Statistical Analysis with the Item-Response Theory of the First Trial of the Computer-Based Nationwide Common Achievement Test in Medicine
- VernacularTitle:項目反応理論を用いた第1回共用試験医学系CBTの統計解析
- Author:
Yoshio NITTA
;
Shinichi MAEKAWA
;
Takemi YANAGIMOTO
;
Tadahiko MAEDA
;
Motofumi YOSHIDA
;
Nobuo NARA
;
Tatsuki ISHIDA
;
Osamu FUKUSHIMA
;
Nobuhiko SAITO
;
Yasuichiro FUKUDA
;
Fumimaro TAKAKU
;
Takeshi ASO
- Publication Type:Journal Article
- Keywords:
common achievement test;
computer-based testing;
item-response theory;
classical test theory
- From:Medical Education
2005;36(1):3-9
- CountryJapan
- Language:Japanese
-
Abstract:
Data from the first trial of the computer-based nationwide common achievement test in medicine, carried out from February through July in 2002, were analyzed to evaluate the applicability of the item-response theory. The trial test was designed to cover 6 areas of the core curriculum and included a total of 2791 items. For each area, 3 to 40 items were chosen randomly and administered to 5693 students in the fourth to sixth years; the responses of 5676 of these students were analyzed with specifically designed computer systems. Each student was presented with 100 items.
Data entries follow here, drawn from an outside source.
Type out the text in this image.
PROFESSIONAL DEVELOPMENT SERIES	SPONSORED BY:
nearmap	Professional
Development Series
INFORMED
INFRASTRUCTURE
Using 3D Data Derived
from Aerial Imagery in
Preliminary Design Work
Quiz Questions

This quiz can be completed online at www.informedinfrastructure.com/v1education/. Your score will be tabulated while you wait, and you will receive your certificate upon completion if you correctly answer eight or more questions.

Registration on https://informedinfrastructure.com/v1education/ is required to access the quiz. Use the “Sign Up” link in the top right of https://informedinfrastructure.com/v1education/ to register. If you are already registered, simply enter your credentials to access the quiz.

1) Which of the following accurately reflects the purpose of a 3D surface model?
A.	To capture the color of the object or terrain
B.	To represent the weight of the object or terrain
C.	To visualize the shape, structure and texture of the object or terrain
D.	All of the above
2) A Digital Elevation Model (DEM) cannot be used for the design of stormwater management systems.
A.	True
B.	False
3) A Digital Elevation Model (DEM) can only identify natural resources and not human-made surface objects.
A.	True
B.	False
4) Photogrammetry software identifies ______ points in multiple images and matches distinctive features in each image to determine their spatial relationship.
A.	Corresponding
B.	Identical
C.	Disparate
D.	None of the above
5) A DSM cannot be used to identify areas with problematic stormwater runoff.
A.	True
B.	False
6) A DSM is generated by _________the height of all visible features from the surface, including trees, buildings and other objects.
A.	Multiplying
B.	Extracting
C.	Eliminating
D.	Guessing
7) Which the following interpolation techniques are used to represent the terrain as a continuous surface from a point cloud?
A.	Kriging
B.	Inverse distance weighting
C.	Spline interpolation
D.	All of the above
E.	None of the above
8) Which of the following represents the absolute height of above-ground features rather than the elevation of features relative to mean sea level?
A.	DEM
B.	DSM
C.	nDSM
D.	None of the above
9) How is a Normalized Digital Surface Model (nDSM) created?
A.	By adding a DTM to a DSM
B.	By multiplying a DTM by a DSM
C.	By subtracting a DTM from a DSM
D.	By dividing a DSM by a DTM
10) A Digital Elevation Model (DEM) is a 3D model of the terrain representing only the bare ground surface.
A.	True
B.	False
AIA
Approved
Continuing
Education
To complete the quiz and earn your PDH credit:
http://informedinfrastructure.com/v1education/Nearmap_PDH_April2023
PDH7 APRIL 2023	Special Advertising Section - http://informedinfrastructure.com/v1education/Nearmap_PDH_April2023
The itemresponse patterns were analyzed with a 3-parameter logistic model (item discrimination, item difficulty, and guessing parameter). The main findings were: 1) Item difficulty and the percentage of correct answers were strongly correlated (r=-0.969to-0.982). 2) Item discrimination and the point-biserial correlation were moderately strongly correlated (r=0.304 to 0.511). 3) The estimated abilities and the percentage of correct answers were strongly correlated (r=0.810 to 0.945). 4) The mean ability increased with school year. 5) The correlation coefficients among the 6 curriculum area ability scores were less than 0.6. Because the nationwide common achievement test was designed to randomly present items to each student, the item-response theory can be used to adjust the differences among test sets. The first trial test was designed without considering the item-response theory, but the second trial test was administered with a design better suited for comparison. Results of an analysis of the second trial will be reported soon.